M.Ö. 4. yüzyılın sonlarına kadar bölge Perslere bağlı Satraplarca idâre edildi. İskender Anadolu’dan geçerken Kapadokya’da durmadıysa da ona karşı bağımsızlığını îlân eden I. Ariarathes’in üzerine komutanlarından Perdikkes’i gönderdi. Daha sonra Selevkoslara bağlı mahallî krallarca idâre edilen Kapadokya, Selevkos Kralı III. Antiokhos’un Magnesia (Manisa) yakınlarında Romalılara yenilmesinden sonra, Romalıların hâkimiyeti altına girdi. M.Ö. birinci yüzyıl boyunca çeşitli Pontus ve Ermeni saldırılarına rağmen Roma’ya bağlılığını sürdüren Kapadokya, M.S. 17’de Roma İmparatoru Tiberius tarafından ilhak edildi. Daha sonra Hıristiyanlık döneminde önemli merkezlerden biri hâline gelen Kapadokya İslâmiyetin doğuşundan sonra 7. yüzyıldan îtibâren İslâm ordularının akınlarına uğradı. 647’de hazret-i Muaviye tarafından Kayseri fethedildi. 709’da en önemli sınır kalelerinden olan Tyana İslâm hâkimiyetine girdi. 1072 de Selçukluların idâresine giren Kapadokya Yıldırım Bâyezîd tarafından Osmanlı topraklarına katıldı.

Bugün antik ve turistik bir bölge olma vasfını koruyan Kapadokya’da düşman hücumlarından korunmak için yer altına oyulmuş birbirine dehlizler veya kuyularla bağlı katlardan meydana gelen Derinkuyu, Kaymaklı, Özkonak, Göztezin, Konaklı yer altı şehirleri vardır. Hayat için her türlü imkânın bulunduğu yeraltı şehirlerinde, dışarıyla bağlantılı olan koridorlar, bir yatak üzerinde dönen değirmentaşı biçimindeki büyük taşlarla kapatılıyordu. Kapadokya bölgesinde Bizans döneminden kalma tüf (yumuşak) kayalara oyulmuş kiliseler, capellalar, manastırlar ve keşiş hücreleri vardır. Ihlara Vâdisi, Zelve, Çavuşin, Ürgüp, Göreme, Avanos, Belisırma Vâdisi, Avcılar, Uçhisar, Ortahisar ve Soğanlı Vâdisinde yüzün üzerinde kilise ve capella bulunmaktadır.
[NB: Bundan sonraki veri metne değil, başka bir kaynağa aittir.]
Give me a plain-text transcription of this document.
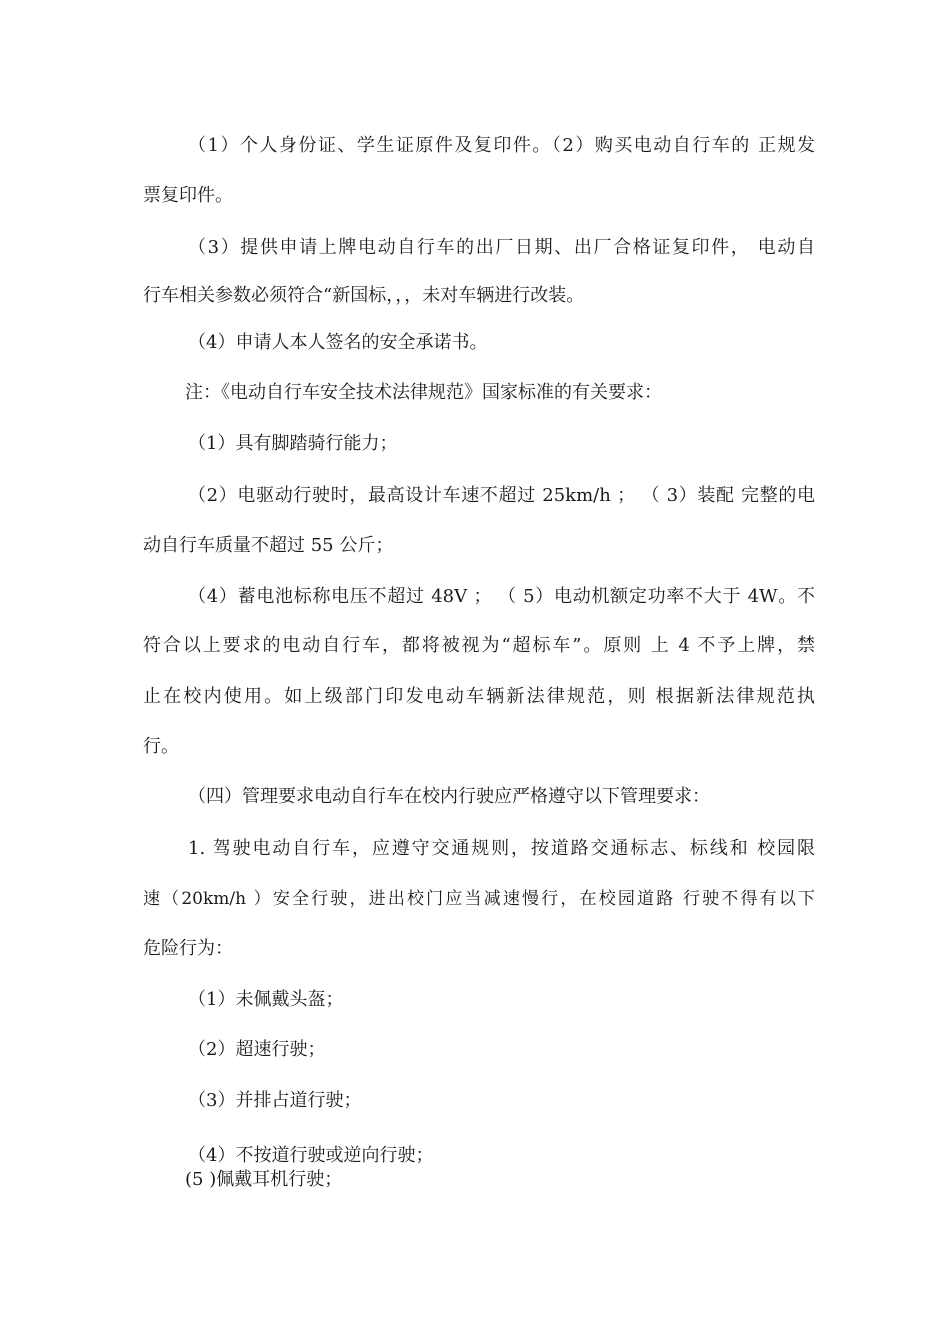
（1）个人身份证、学生证原件及复印件。（2）购买电动自行车的 正规发
票复印件。
（3）提供申请上牌电动自行车的出厂日期、出厂合格证复印件， 电动自
行车相关参数必须符合“新国标，，，未对车辆进行改装。
（4）申请人本人签名的安全承诺书。
注：《电动自行车安全技术法律规范》国家标准的有关要求：
（1）具有脚踏骑行能力；
（2）电驱动行驶时，最高设计车速不超过 25km/h ； （ 3）装配 完整的电
动自行车质量不超过 55 公斤；
（4）蓄电池标称电压不超过 48V ； （ 5）电动机额定功率不大于 4W。不
符合以上要求的电动自行车，都将被视为“超标车”。原则 上 4 不予上牌，禁
止在校内使用。如上级部门印发电动车辆新法律规范，则 根据新法律规范执
行。
（四）管理要求电动自行车在校内行驶应严格遵守以下管理要求：
1. 驾驶电动自行车，应遵守交通规则，按道路交通标志、标线和 校园限
速（20km/h ）安全行驶，进出校门应当减速慢行，在校园道路 行驶不得有以下
危险行为：
（1）未佩戴头盔；
（2）超速行驶；
（3）并排占道行驶；
（4）不按道行驶或逆向行驶；
(5 )佩戴耳机行驶；
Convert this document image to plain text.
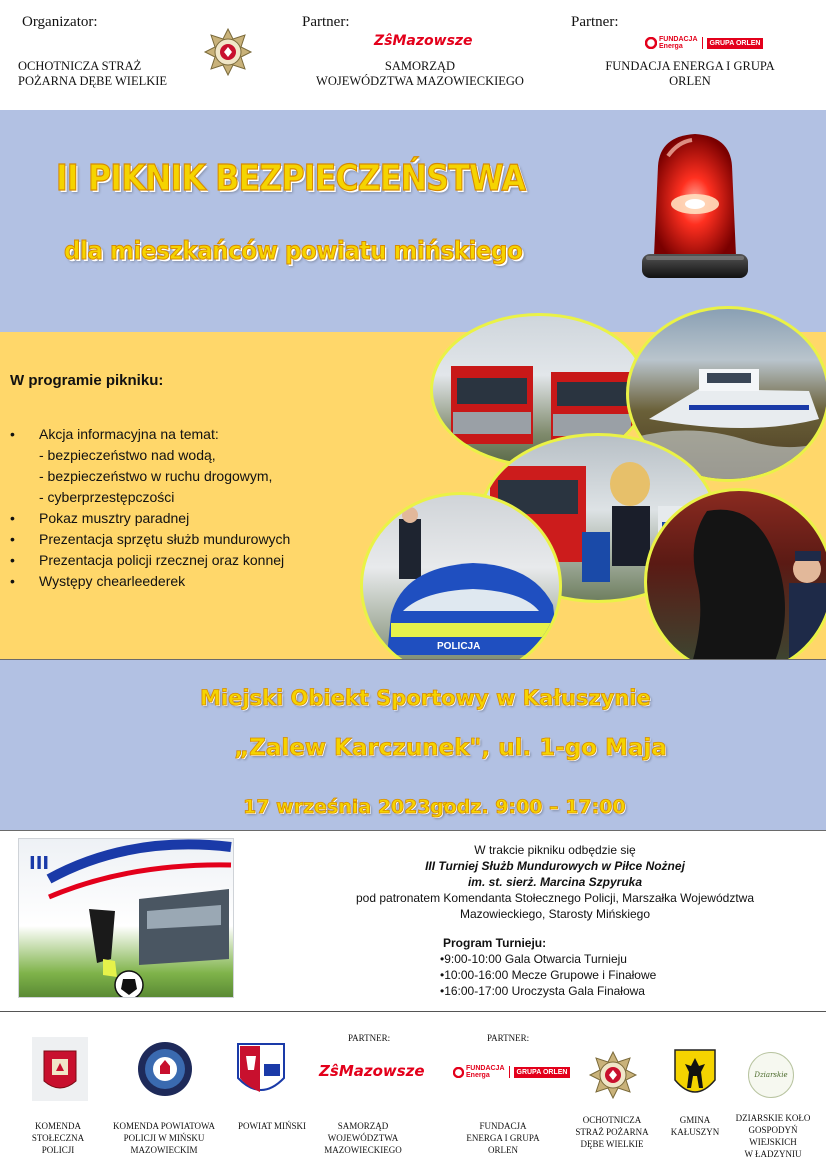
Organizator:
OCHOTNICZA STRAŻ
POŻARNA DĘBE WIELKIE
Partner:
ZŝMazowsze
SAMORZĄD
WOJEWÓDZTWA MAZOWIECKIEGO
Partner:
FUNDACJA
Energa	GRUPA ORLEN
FUNDACJA ENERGA I GRUPA
ORLEN
II PIKNIK BEZPIECZEŃSTWA
dla mieszkańców powiatu mińskiego
W programie pikniku:
• Akcja informacyjna na temat:
- bezpieczeństwo nad wodą,
- bezpieczeństwo w ruchu drogowym,
- cyberprzestępczości
• Pokaz musztry paradnej
• Prezentacja sprzętu służb mundurowych
• Prezentacja policji rzecznej oraz konnej
• Występy chearleederek
POLICJA
Miejski Obiekt Sportowy w Kałuszynie
„Zalew Karczunek", ul. 1-go Maja
17 września 2023 r.
godz. 9:00 – 17:00
III
W trakcie pikniku odbędzie się
III Turniej Służb Mundurowych w Piłce Nożnej
im. st. sierż. Marcina Szpyruka
pod patronatem Komendanta Stołecznego Policji, Marszałka Województwa
Mazowieckiego, Starosty Mińskiego
Program Turnieju:
• 9:00-10:00 Gala Otwarcia Turnieju
• 10:00-16:00 Mecze Grupowe i Finałowe
• 16:00-17:00 Uroczysta Gala Finałowa
KOMENDA
STOŁECZNA
POLICJI
KOMENDA POWIATOWA
POLICJI W MIŃSKU
MAZOWIECKIM
POWIAT MIŃSKI
PARTNER:
ZŝMazowsze
SAMORZĄD
WOJEWÓDZTWA
MAZOWIECKIEGO
PARTNER:
FUNDACJA
Energa	GRUPA ORLEN
FUNDACJA
ENERGA I GRUPA
ORLEN
OCHOTNICZA
STRAŻ POŻARNA
DĘBE WIELKIE
GMINA
KAŁUSZYN
Dziarskie
DZIARSKIE KOŁO
GOSPODYŃ
WIEJSKICH
W ŁADZYNIU
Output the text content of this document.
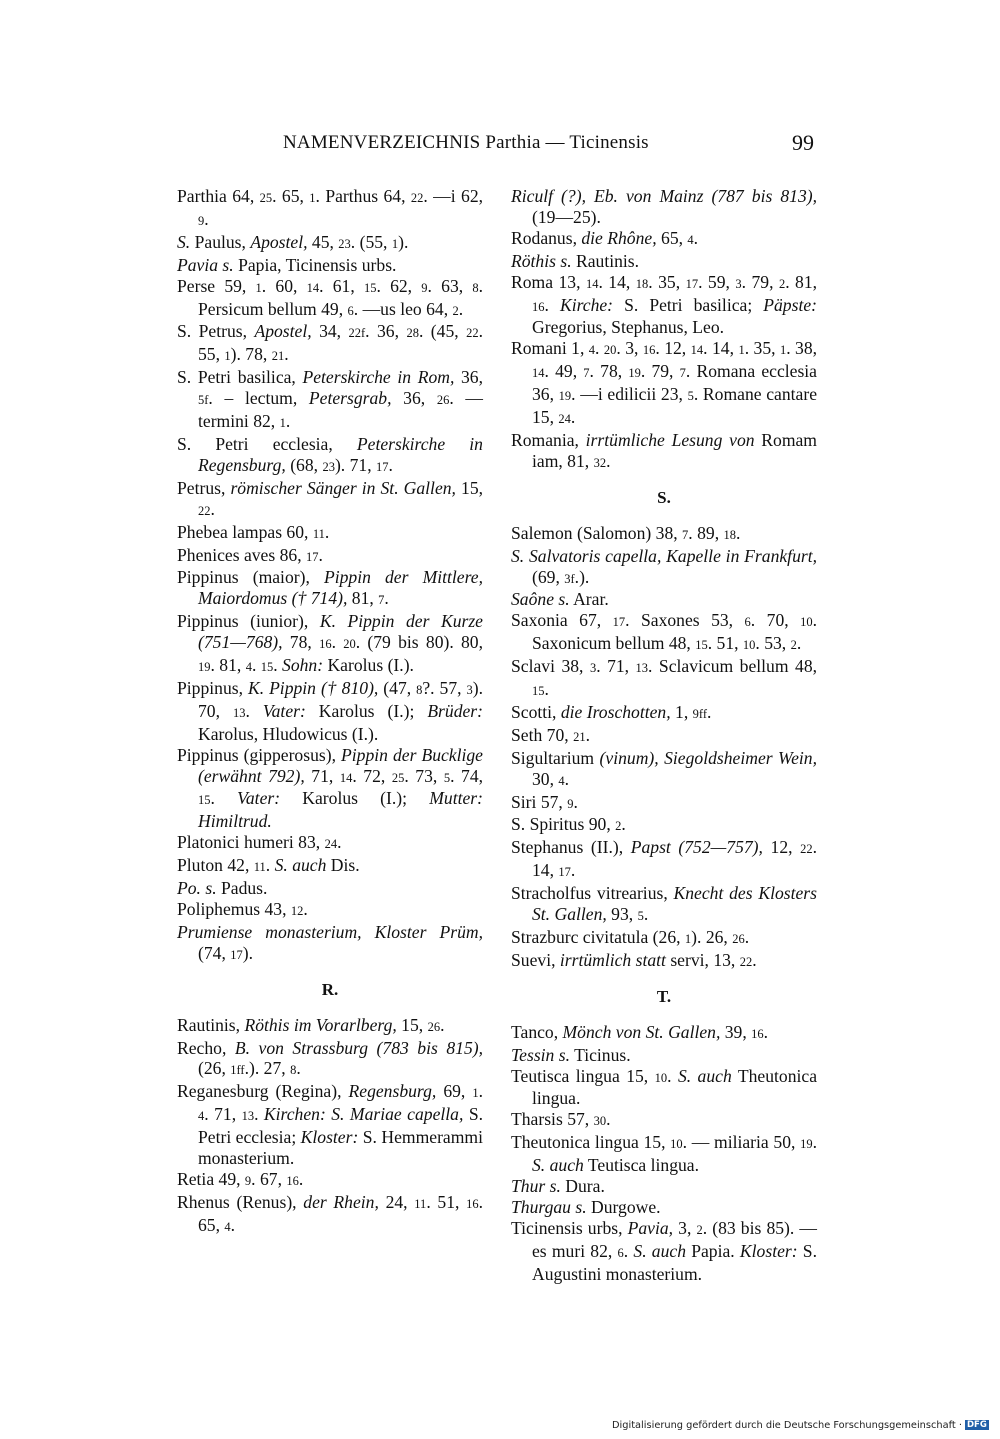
NAMENVERZEICHNIS Parthia — Ticinensis	99

Parthia 64, 25. 65, 1. Parthus 64, 22. —i 62, 9.

S. Paulus, Apostel, 45, 23. (55, 1).

Pavia s. Papia, Ticinensis urbs.

Perse 59, 1. 60, 14. 61, 15. 62, 9. 63, 8. Persicum bellum 49, 6. —us leo 64, 2.

S. Petrus, Apostel, 34, 22f. 36, 28. (45, 22. 55, 1). 78, 21.

S. Petri basilica, Peterskirche in Rom, 36, 5f. – lectum, Petersgrab, 36, 26. — termini 82, 1.

S. Petri ecclesia, Peterskirche in Regensburg, (68, 23). 71, 17.

Petrus, römischer Sänger in St. Gallen, 15, 22.

Phebea lampas 60, 11.

Phenices aves 86, 17.

Pippinus (maior), Pippin der Mittlere, Maiordomus († 714), 81, 7.

Pippinus (iunior), K. Pippin der Kurze (751—768), 78, 16. 20. (79 bis 80). 80, 19. 81, 4. 15. Sohn: Karolus (I.).

Pippinus, K. Pippin († 810), (47, 8?. 57, 3). 70, 13. Vater: Karolus (I.); Brüder: Karolus, Hludowicus (I.).

Pippinus (gipperosus), Pippin der Bucklige (erwähnt 792), 71, 14. 72, 25. 73, 5. 74, 15. Vater: Karolus (I.); Mutter: Himiltrud.

Platonici humeri 83, 24.

Pluton 42, 11. S. auch Dis.

Po. s. Padus.

Poliphemus 43, 12.

Prumiense monasterium, Kloster Prüm, (74, 17).

R.

Rautinis, Röthis im Vorarlberg, 15, 26.

Recho, B. von Strassburg (783 bis 815), (26, 1ff.). 27, 8.

Reganesburg (Regina), Regensburg, 69, 1. 4. 71, 13. Kirchen: S. Mariae capella, S. Petri ecclesia; Kloster: S. Hemmerammi monasterium.

Retia 49, 9. 67, 16.

Rhenus (Renus), der Rhein, 24, 11. 51, 16. 65, 4.

Riculf (?), Eb. von Mainz (787 bis 813), (19—25).

Rodanus, die Rhône, 65, 4.

Röthis s. Rautinis.

Roma 13, 14. 14, 18. 35, 17. 59, 3. 79, 2. 81, 16. Kirche: S. Petri basilica; Päpste: Gregorius, Stephanus, Leo.

Romani 1, 4. 20. 3, 16. 12, 14. 14, 1. 35, 1. 38, 14. 49, 7. 78, 19. 79, 7. Romana ecclesia 36, 19. —i edilicii 23, 5. Romane cantare 15, 24.

Romania, irrtümliche Lesung von Romam iam, 81, 32.

S.

Salemon (Salomon) 38, 7. 89, 18.

S. Salvatoris capella, Kapelle in Frankfurt, (69, 3f.).

Saône s. Arar.

Saxonia 67, 17. Saxones 53, 6. 70, 10. Saxonicum bellum 48, 15. 51, 10. 53, 2.

Sclavi 38, 3. 71, 13. Sclavicum bellum 48, 15.

Scotti, die Iroschotten, 1, 9ff.

Seth 70, 21.

Sigultarium (vinum), Siegoldsheimer Wein, 30, 4.

Siri 57, 9.

S. Spiritus 90, 2.

Stephanus (II.), Papst (752—757), 12, 22. 14, 17.

Stracholfus vitrearius, Knecht des Klosters St. Gallen, 93, 5.

Strazburc civitatula (26, 1). 26, 26.

Suevi, irrtümlich statt servi, 13, 22.

T.

Tanco, Mönch von St. Gallen, 39, 16.

Tessin s. Ticinus.

Teutisca lingua 15, 10. S. auch Theutonica lingua.

Tharsis 57, 30.

Theutonica lingua 15, 10. — miliaria 50, 19. S. auch Teutisca lingua.

Thur s. Dura.

Thurgau s. Durgowe.

Ticinensis urbs, Pavia, 3, 2. (83 bis 85). — es muri 82, 6. S. auch Papia. Kloster: S. Augustini monasterium.

Digitalisierung gefördert durch die Deutsche Forschungsgemeinschaft · DFG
Özellikle Ihlara Vâdisi, yapılarının çokluğu ve duvar resimlerinin çeşitliliğiyle dikkati çekmektedir.

Kayalara oyulmuş bu yapıların yanısıra bağımsız yapılar da vardır. Erciyes dağının yamaçlarında kesme taştan yapılmış mahalli özellikler gösteren binâlar bulunur. Niğde’nin Aktaş köyündeki Andaval Bazilikası 6. yüzyılın klasik üslûbunda, bazilika planında üç sahanlı bir yapıdır. Kayseri’nin Tomarza ilçesindeki Meryem kilisesi mahallî özelikler gösteren mîmârisi, kesme taştan cephesindeki işçiliğiyle dikkati çeker. Kırşehir’in kuzeyindeki Üçayak kilisesiyse tamâmen tuğlayla yapılmıştır.

KAPALIÇARŞI

Alm. Der Grosse Basar, Fr. le Grand Basar, İng. Covered market, bazaar. Ticâret merkezi mâhiyetinde, üstü kapalı çarşı. Daha çok İslâm ülkelerinde bulunur. Türkiye’de Bursa, Edirne, İstanbul, Kayseri ve Urfa’da eski, diğer şehirlerinde de son devirlerde yapılan kapalı çarşılar mevcuttur. İçlerinde en meşhuru İstanbul’dakidir.

İstanbul’un fethinden sonra Fâtih Sultan Mehmed Han (1451-1483) devrinde, 1460 târihinde inşâ edilen Kapalıçarşı’nın çekirdeği İç Bedestendir. “Cevâhir Bedesteni veya Bezzazistân-ı Atik” de denilen İç Bedesten, geliri Ayasofya’ya vakfedilmek üzere Pâdişah tarafından yaptırıldı. İç Bedestene ilk ilâve Sandal Bedesteni oldu. Kânûnî Sultan Süleyman Han (1520-1566) devri dâhil, zamanla devamlı ilâvelerle genişleyen Kapalıçarşı, bugünkü hâlini aldı. Son hâliyle 30.700 m2lik bir alanı kaplamaktadır.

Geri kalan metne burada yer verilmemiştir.